WordPress just notified me that it has been one year since I made my blog.

I can’t help but reflect on all that has happened within this past year. T and I broke up and got back together. I made the decision not to continue with my sorority. I finished my junior year and got a summer internship. I learned so much in my internship and had a wonderful summer going up north to the beach and going out with friends and spending time with T. I started my senior year and got a part time job working with babies that I LOVE.

Now I have about 13 weeks until I graduate from college and am done with school FOREVER! (or at least until or unless I go to Grad school, which is yet to be decided)

I am so different than I was a year ago- I’ve grown so much. I’m also completely different than when I first started college, which seems like a day ago yet feels like an eternity. I remember thinking my campus was so big I could never find my way around and making new friends on my floor felt so scary and new. I remember not really knowing who I was- I was in a sort of limbo. No longer the girl in high school who was obsessed with theatre, the boy with the grey eyes, and avoiding sports at all costs. I was a theatre major for a hot second, but then I didn’t know where to go from there. I never thought I’d find a guy that I was attracted to, could make me laugh, and wasn’t going to break my heart every second. I was still learning the world didn’t revolve around me, but was also figuring out who I wanted to be.

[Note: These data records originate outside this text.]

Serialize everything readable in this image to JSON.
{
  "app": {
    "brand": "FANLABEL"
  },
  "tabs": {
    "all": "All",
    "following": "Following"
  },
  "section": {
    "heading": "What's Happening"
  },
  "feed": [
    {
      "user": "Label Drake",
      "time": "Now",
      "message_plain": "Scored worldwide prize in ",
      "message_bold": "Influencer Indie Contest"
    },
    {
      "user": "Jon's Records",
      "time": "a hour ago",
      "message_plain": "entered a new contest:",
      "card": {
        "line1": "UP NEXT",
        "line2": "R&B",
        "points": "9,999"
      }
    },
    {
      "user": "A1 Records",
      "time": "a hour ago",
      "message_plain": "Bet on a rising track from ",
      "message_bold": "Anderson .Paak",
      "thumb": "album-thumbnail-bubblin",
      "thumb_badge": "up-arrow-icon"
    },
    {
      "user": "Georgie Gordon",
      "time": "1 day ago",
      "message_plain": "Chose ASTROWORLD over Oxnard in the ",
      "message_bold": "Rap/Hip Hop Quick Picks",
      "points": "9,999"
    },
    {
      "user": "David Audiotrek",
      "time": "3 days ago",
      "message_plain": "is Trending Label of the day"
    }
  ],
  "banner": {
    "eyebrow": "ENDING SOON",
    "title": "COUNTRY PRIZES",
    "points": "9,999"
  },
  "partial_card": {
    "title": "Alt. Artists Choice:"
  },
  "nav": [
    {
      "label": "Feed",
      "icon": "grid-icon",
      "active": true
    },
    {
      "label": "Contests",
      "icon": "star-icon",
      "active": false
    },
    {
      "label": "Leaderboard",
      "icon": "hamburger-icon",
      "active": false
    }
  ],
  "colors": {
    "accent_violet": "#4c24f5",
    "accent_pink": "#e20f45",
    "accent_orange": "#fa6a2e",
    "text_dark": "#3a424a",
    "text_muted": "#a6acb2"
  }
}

Today, I have so many ambitions. I want to do so many things to help children, women, and families. I want to make a difference in my community. I am in love, and for once in my life actually know what this means. I’m no longer searching for some mythical prince charming that doesn’t exist, but now understand what matters in the long run- something that I don’t think many girls my age understand yet. Finding the guy that pulls a splinter out of your foot, that would never make you wonder if he’d cheat on you, and wants to be a husband and a father as much as you want to be a wife and a mother is a rare and beautiful thing. I’m so excited to travel the world and live in different places and chase my dreams and watch my children’s eyes light up on christmas morning and do it all while sharing my life with someone that loves me, truly.

So where am I today?

In a much, much better place.

I started this blog hoping to share my story. Hoping to find out somewhere between my stupid jokes that no one gets and the too many gifs that I am actually ok. That my life is where it’s supposed to be, and that the things that used to matter so much- like getting the lead in the school play or having a cute date to the homecoming dance, don’t mean anything in the long run. There’s no one to tell me I’m doing it right, and that was very scary to me for a long time. I was constantly wondering if I’d met the “one,” over-thinking my career choices, and questioning myself as a person. I finally know that it’s all ok, to trust myself, and believe in what I deserve. And that, in itself, is a miracle.

I don’t know if I will continue my blog after graduation- I might go back to rarely posting or I might cease entirely. It’s yet to be decided, but I’m ok with that.

Happy blogiversay, hugs and the suburbs.